Joe Pug by Adrian Bischoff
Certain phrases skew themselves toward certain types of music. “I Will Follow” has a tendency to be in pop music–think Little Peggy March’s “I Will Follow Him” or Death Cab for Cuties’s “I Will Follow You into the Dark”; for whatever reason, “Bury Me” has a tendency to be in folk music. Perhaps its the genre’s overall fascination with death. Death and bad-man ballads are common in traditional folk music from the American South, a tradition that carried into country, bluegrass, folk-revival and the various forms of music that have roots in that music. “Folsom Prison Blues” and “O Death” are just two of many examples.
So perhaps its just in folk music’s DNA to look toward death. The idea of death and requests about one’s burial aren’t exclusive to folk music, of course, but many folk songs, including the three below, have these as common themes.
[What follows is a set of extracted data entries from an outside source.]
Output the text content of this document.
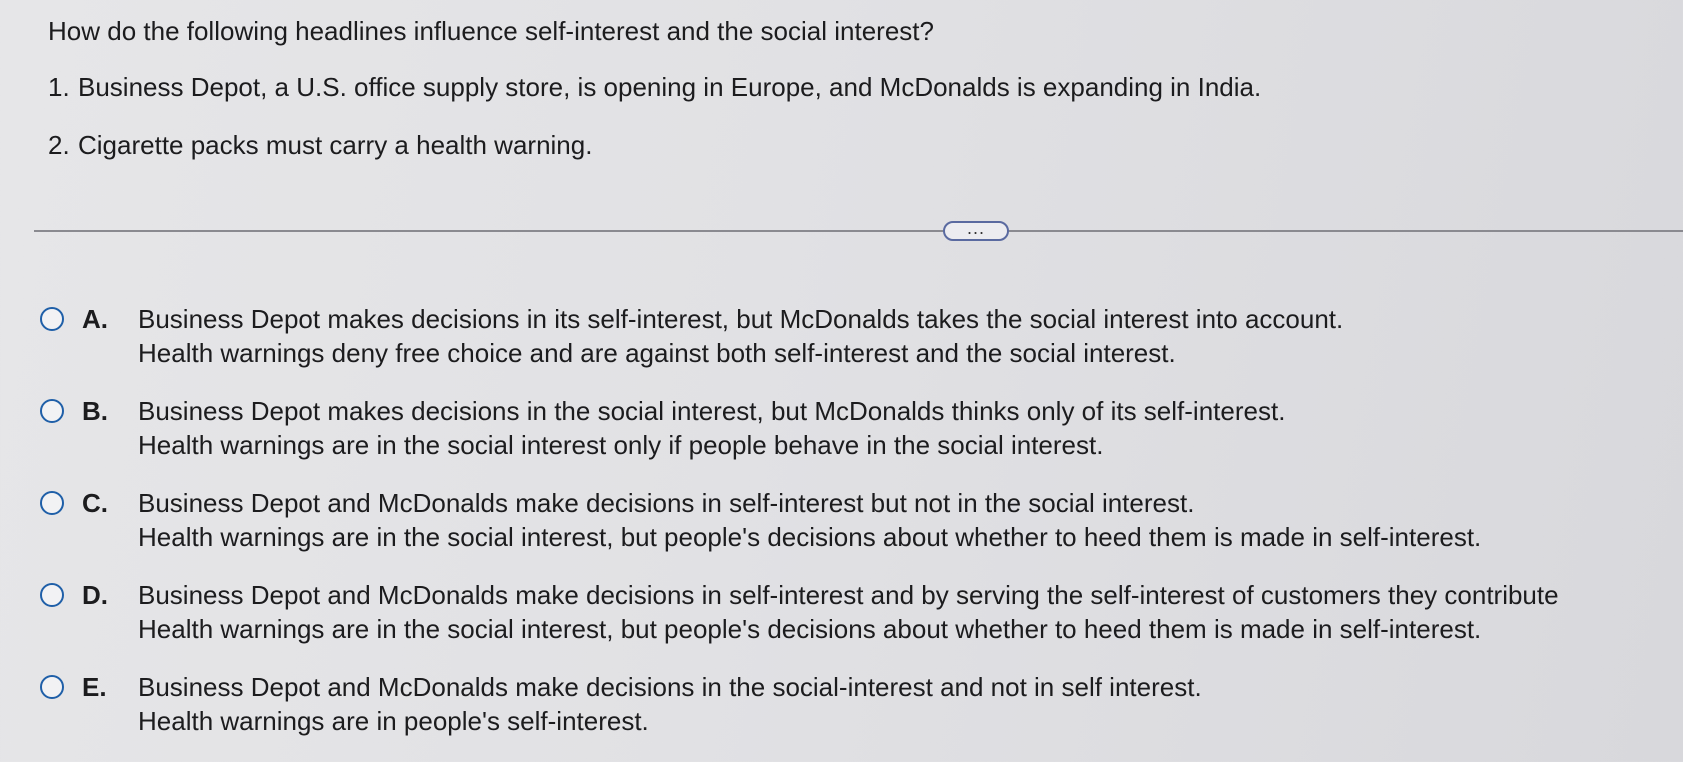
How do the following headlines influence self-interest and the social interest?
1. Business Depot, a U.S. office supply store, is opening in Europe, and McDonalds is expanding in India.
2. Cigarette packs must carry a health warning.
...
A.	Business Depot makes decisions in its self-interest, but McDonalds takes the social interest into account.
Health warnings deny free choice and are against both self-interest and the social interest.
B.	Business Depot makes decisions in the social interest, but McDonalds thinks only of its self-interest.
Health warnings are in the social interest only if people behave in the social interest.
C.	Business Depot and McDonalds make decisions in self-interest but not in the social interest.
Health warnings are in the social interest, but people's decisions about whether to heed them is made in self-interest.
D.	Business Depot and McDonalds make decisions in self-interest and by serving the self-interest of customers they contribute
Health warnings are in the social interest, but people's decisions about whether to heed them is made in self-interest.
E.	Business Depot and McDonalds make decisions in the social-interest and not in self interest.
Health warnings are in people's self-interest.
’60s folk revival revival:
I loved the live version of this song so it was one of the first I listened to when I got Joe Pug’s (myspace) latest release and first full length, Messenger. The record version doesn’t disappoint and I think it stands as one of Pug’s greatest lyrical achievements since “Hymn #101”.
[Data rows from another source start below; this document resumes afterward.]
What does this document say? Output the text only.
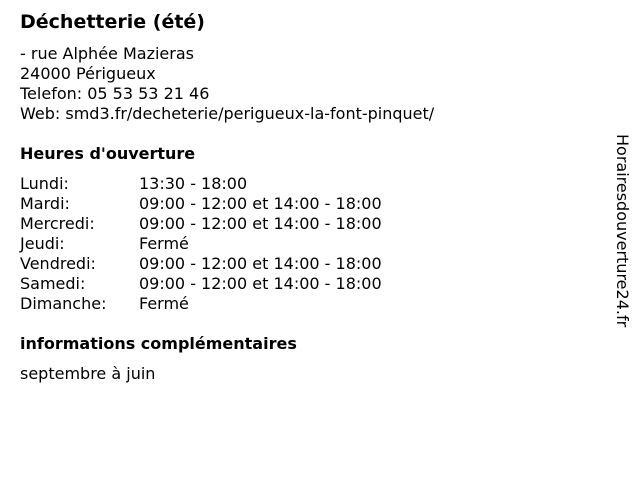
Déchetterie (été)
- rue Alphée Mazieras
24000 Périgueux
Telefon: 05 53 53 21 46
Web: smd3.fr/decheterie/perigueux-la-font-pinquet/
Heures d'ouverture
Lundi:	13:30 - 18:00
Mardi:	09:00 - 12:00 et 14:00 - 18:00
Mercredi:	09:00 - 12:00 et 14:00 - 18:00
Jeudi:	Fermé
Vendredi:	09:00 - 12:00 et 14:00 - 18:00
Samedi:	09:00 - 12:00 et 14:00 - 18:00
Dimanche:	Fermé
informations complémentaires
septembre à juin
Horairesdouverture24.fr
One of my favorite songs, this comes from Lomax’s 1958 recordings from the Ozarks. Almeda Riddle has a classic voice; perhaps that’s understating it: Almeda Riddle has a perfect old-timey ballad voice. This song, which came from a broadsheet, has a classic tune and is dripping with melancholy both lyrically and musically.
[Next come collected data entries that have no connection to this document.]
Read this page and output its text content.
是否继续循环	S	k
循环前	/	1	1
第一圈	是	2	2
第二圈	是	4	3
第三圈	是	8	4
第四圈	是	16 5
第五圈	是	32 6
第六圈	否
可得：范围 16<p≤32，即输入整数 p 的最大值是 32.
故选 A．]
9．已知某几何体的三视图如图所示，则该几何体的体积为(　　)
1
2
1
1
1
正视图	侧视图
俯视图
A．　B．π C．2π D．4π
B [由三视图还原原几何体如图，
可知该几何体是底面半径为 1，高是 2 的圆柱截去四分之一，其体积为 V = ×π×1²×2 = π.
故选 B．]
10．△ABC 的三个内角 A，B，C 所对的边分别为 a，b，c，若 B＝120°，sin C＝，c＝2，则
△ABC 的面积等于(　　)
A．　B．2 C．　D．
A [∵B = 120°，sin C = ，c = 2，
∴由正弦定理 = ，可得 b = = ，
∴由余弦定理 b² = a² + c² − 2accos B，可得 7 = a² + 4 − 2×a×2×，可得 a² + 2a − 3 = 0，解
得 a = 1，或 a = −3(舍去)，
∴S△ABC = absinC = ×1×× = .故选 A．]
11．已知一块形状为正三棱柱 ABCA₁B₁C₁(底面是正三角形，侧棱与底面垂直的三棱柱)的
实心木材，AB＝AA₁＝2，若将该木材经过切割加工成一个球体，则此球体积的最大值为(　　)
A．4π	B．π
This song sits solidly within old-timey balladry and, as I mentioned, is a perfect example of the style that was common and appreciated.
Otis Gibbs (myspace) is an artist that I came across when I was DJing at KZSU. This song is a nice waltz that really hits its stride in the chorus, where the melody is backed with lush and lovely harmonies.
His style is a bit hard to describe, drawing on elements of country, particularly classic country, but also displaying elements of modern folk singer-songwriter music and old-time dance music. In the end he creates something that is thoroughly not Nashville, not pop country, but still identifiable as country.